Purple for Polio in Banstead
After weeks of rainy days and two cancellations the now annual event of Banstead crocus planting finally went ahead.
This is arranged and sponsored by Banstead Rotary as part of their Purple for Polio campaign, which has been set up to raise funds for eradicating this terrible disease by supporting an immunisation programme in the now greatly reduced areas of the world which is still blights the populations. Four years ago, Rotary and the Banstead Horticultural Society set up a planting scheme with local schools that delivered the planting of thousands of crocuses (which are purple and therefore symbolise the campaign). Initially Epsom College came, but the following year and since we have work alongside the children of the Beacon.

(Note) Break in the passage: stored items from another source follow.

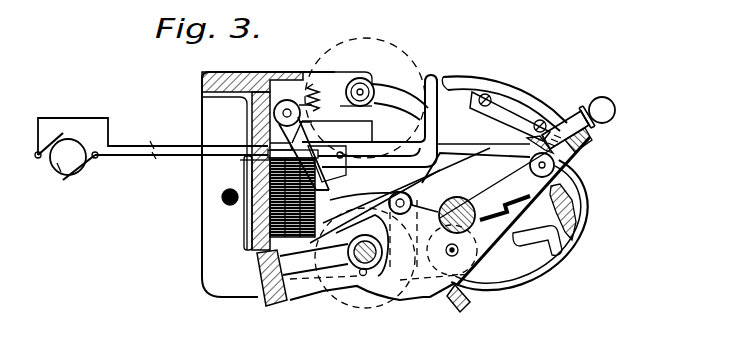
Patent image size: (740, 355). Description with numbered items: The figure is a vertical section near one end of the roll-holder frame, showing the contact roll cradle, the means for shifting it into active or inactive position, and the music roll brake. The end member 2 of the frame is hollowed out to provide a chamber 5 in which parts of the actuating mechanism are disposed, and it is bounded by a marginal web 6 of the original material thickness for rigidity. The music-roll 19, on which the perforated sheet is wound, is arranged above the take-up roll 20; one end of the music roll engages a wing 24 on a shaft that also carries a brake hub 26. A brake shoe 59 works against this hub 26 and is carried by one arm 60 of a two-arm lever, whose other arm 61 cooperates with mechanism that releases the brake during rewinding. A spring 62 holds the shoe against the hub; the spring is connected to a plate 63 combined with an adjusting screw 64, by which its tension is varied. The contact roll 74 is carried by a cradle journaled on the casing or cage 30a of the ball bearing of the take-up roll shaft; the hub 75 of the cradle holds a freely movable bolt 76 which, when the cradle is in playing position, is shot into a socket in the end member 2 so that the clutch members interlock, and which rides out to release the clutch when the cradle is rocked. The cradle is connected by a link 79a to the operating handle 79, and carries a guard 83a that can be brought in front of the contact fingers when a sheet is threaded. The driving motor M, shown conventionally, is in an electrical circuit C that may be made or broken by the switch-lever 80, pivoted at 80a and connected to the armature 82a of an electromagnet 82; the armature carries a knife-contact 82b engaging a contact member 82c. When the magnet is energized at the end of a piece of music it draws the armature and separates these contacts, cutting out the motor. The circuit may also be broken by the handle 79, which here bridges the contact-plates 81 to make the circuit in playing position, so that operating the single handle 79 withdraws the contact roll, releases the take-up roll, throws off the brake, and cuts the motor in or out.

The driving motor M is at (62, 172).
The electrical circuit C is at (149, 140).
The electromagnet 82 is at (262, 210).
The armature 82a is at (268, 162).
The contact 82b is at (246, 162).
The contact member 82c is at (290, 148).
The arm of two-arm lever 61 is at (352, 158).
The spring 62 is at (310, 142).
The plate 63 is at (312, 82).
The adjusting screw 64 is at (356, 77).
The music-roll 19 is at (395, 72).
The brake hub 26 is at (376, 93).
The wing 24 is at (380, 90).
The switch-lever 80 is at (433, 78).
The arm of two-arm lever 60 is at (332, 132).
The brake shoe 59 is at (402, 122).
The end member 2 is at (505, 87).
The chamber 5 is at (495, 122).
The contact-plates 81 is at (558, 130).
The link 79a is at (480, 172).
The pivot 80a is at (362, 162).
The casing of ball bearing 30a is at (352, 258).
The bolt 76 is at (367, 275).
The take-up roll 20 is at (325, 292).
The hub of the cradle 75 is at (407, 300).
The guard 83a is at (462, 308).
The marginal web 6 is at (548, 260).
The contact roll 74 is at (473, 222).
The operating handle 79 is at (578, 181).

This year we planted 8000 crocuses with a team of 4 adults and 8 children. The site chosen was the centre point of the library wheelbarrows where we etched out two rough circles and then got stuck in with our spades. We were fortunate enough to be digging into ground softened by weeks of rain. The turf was lifted in a rather haphazard manner and piled at the side. There was a stage where it looked like the task would not be completed in the hour and a half allocated, but then Zizzi’s managed to wave a magical wand of incentive. First they asked if we would like drinks, and then said they would serve pizzas afterwards. This speeded up the job enormously and we all beavered away to pour in the crocuses, and replace the turf in double quick time. I am afraid the area looked rather like a rugby field after a wet muddy match had been played, but it will soon mend, and the turves knit together again. I think the children would have had a hard time working out what was the best bit of it all: the jumping up and down to consolidate the relaid turf, or the pizza reward in Zizzis. I think we adults felt that a miracle had happened to get it finished in time. In early March you will see two lovely circles of crocus on this spot. Well, at least we all hope so. It will be interesting to see which variety of crocus has been planted this year and whether it is the same as the steam of crocuses planted two years ago in the Library grounds.